PARKER: Trying to get me to run the Luciano family reunion for the press!
JANE: That’s exactly what we were trying to do.
LOU: I don’t buy it, PJ, and neither should you. They’re definitely trying to set y’all back up.
PARKER: See? Thank you, Lou. The rest of you are on blast.
ASH: What did I do?
PARKER: You didn’t tell me.
ASH: Save the drama for Millie’s llama.
LOU: GROOOOOAN.
PARKER: *gif of Mercutio* A plague on both your houses.
ASH: She’s resorted to quoting Shakespeare, gang. Jane, Millie, apologize.
MILLIE: Sorry, PJ.
JANE: Sorry I didn’t tell you.
PARKER: I reject your fake apology. I expect TWO pairs of Jimmy Choos.
By dinnertime, I lead the Luciano clan to the covered pavilion near the industrial kitchen. The weather up until this week has been in the low sixties, but now it’s maybe fifty degrees, and it’s only supposed to get colder. Anita warned everyone about the cold front, but it’s clear that half of the great grandkids didn’t take the warning seriously.
What is it with teens and jackets? Are they embarrassed to be warm? Is Watch Me Get Frostbite and Lose Some Digits a new TikTok challenge?
Thankfully, commercial patio heaters dot the pavilion, making dinnertime more comfortable for those poor teens thirsty to prove to everyone that they’re too cool for comfort.
The family was very specific about the menu. I watch them carefully during dinner to make sure that it’s all to their liking. When I find out that Nonna spent the afternoon with the chef, I make a mental note to apologize to him. I never met Nonna while Sonny and I dated, but I saw pictures and heard enough stories about her to know that she’s a pistol.
And now, I’m seeing that firsthand.
She holds court during dinner without saying more than a few words. She doesn’t preside in a showy way, but it seems to spring up naturally. The family is seated among several long communal tables, with Nonna and Great Aunt Mary and Nonna’s daughter-in-law at the center table, surrounded by space heaters. Nonna is tiny. She’s shorter than I am, even without my heels. Yet her presence is larger than life, almost mythical.
“Tell us the one about the dog poop!” a teen calls out. He’s sitting with Sonny’s cousin, Emma, so I assume he’s her kid.
Nonna waves her hand. “You don’t want to hear those old stories,” Nonna says.
“Yes we do!” another great grandkid says. And then the great grandkids and even some of the grandkids start to pound on their tables. After five or ten seconds, Sonny’s uncle, Bruno, hushes them.
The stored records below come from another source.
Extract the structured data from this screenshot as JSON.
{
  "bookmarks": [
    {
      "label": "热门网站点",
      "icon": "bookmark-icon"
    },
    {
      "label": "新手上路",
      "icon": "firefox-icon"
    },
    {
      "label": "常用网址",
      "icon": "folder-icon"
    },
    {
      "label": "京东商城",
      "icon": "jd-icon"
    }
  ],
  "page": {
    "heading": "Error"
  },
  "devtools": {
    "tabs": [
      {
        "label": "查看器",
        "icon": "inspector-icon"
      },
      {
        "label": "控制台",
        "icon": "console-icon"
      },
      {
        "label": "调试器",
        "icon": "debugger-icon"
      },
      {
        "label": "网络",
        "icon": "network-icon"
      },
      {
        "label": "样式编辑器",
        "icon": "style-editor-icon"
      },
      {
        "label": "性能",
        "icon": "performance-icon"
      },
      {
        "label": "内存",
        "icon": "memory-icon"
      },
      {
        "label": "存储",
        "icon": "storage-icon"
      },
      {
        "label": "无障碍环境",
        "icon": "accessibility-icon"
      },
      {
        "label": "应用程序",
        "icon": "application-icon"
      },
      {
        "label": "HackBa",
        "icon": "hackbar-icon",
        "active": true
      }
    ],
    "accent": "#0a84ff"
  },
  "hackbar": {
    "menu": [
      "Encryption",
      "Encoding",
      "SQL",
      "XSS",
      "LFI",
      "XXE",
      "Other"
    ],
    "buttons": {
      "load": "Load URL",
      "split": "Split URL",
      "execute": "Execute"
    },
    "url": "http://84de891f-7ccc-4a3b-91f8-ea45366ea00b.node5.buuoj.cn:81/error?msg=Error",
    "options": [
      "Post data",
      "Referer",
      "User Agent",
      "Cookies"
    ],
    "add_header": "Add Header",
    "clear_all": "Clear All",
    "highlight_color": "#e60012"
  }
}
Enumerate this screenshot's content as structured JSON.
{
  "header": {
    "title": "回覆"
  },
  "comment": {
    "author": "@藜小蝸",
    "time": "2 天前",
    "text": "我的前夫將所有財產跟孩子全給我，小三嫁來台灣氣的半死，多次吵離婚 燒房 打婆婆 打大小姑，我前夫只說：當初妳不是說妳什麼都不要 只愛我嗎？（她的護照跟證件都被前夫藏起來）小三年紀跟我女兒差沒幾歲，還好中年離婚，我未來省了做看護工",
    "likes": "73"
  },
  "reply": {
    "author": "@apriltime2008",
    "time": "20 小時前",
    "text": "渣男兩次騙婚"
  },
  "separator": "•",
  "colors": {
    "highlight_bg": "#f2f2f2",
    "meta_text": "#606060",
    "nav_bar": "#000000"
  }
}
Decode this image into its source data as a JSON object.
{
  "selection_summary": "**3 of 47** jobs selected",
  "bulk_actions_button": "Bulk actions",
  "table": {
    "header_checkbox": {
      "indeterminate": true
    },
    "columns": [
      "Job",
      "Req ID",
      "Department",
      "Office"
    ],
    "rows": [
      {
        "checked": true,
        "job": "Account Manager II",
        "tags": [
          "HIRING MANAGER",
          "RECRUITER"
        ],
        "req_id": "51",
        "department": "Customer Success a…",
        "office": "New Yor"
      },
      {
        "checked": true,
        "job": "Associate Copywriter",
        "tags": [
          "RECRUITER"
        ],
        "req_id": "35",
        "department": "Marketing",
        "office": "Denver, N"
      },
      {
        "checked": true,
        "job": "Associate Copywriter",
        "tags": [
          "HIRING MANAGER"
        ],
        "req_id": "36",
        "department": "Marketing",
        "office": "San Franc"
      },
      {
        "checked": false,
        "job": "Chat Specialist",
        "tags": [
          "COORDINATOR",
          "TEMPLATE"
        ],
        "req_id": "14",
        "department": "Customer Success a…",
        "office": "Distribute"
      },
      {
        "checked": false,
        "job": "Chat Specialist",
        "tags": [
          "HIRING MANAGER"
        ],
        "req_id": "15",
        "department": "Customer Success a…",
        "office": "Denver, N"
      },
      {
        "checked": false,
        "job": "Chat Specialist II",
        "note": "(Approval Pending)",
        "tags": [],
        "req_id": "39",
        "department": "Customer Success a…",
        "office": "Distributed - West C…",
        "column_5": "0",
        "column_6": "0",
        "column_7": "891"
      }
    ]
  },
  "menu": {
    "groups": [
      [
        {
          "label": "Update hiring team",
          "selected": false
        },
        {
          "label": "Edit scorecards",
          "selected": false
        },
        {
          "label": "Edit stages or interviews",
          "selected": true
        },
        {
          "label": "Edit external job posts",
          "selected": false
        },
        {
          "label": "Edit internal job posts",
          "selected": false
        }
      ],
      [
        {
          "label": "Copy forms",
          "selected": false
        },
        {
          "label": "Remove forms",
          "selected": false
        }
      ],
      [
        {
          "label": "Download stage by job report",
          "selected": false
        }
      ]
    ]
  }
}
“Okay, okay, here’s how it went,” he starts. “When I was young, we lived in a small neighborhood in Virginia. One of the neighbors had this show poodle he was so proud of, and he would let the poodle poop in everyone’s yard in the neighborhood and never cleaned it up. It was a mean, miserable beast. The owner thought he was better than the rest of our working class neighborhood. One day, Mom asked the man to stop letting the dog poop on her lawn, and he swore up and down that he would.”
“Spoiler alert,” Sonny’s dad says. “He didn’t.”
Everyone laughs.
“Mom crossed the street, knocked on his door, and told him to pick up the poop, or else. Instead of apologizing or making empty promises, he said that our house was an embarrassment since Dad died and that she should feel honored to have a prize poodle’s poop in it. He said it would increase the value of her POS property.”
People gasp, including me. I look at Nonna, and she’s touching her bare ring finger, not looking at the rest of the family.
“Mom turned and walked back across the street with the man laughing at her the entire time. For the next week, Mom went to every neighbor on the street to pick up the dog’s feces.” Bruno eyes Nonna, who’s shaking her head. “She kept it in a baggy outside, adding to it until the collection was complete. Then, when the man went out of town for a dog show, she shoved every last piece of poop through the letterbox of the man’s front door with a note. What did it say, Mom?”
Nonna smirks. “‘Hadn’t realized this was so valuable. Thought you might want it back.’”
The whole pavilion roars with laughter, and I can’t help chuckling with them.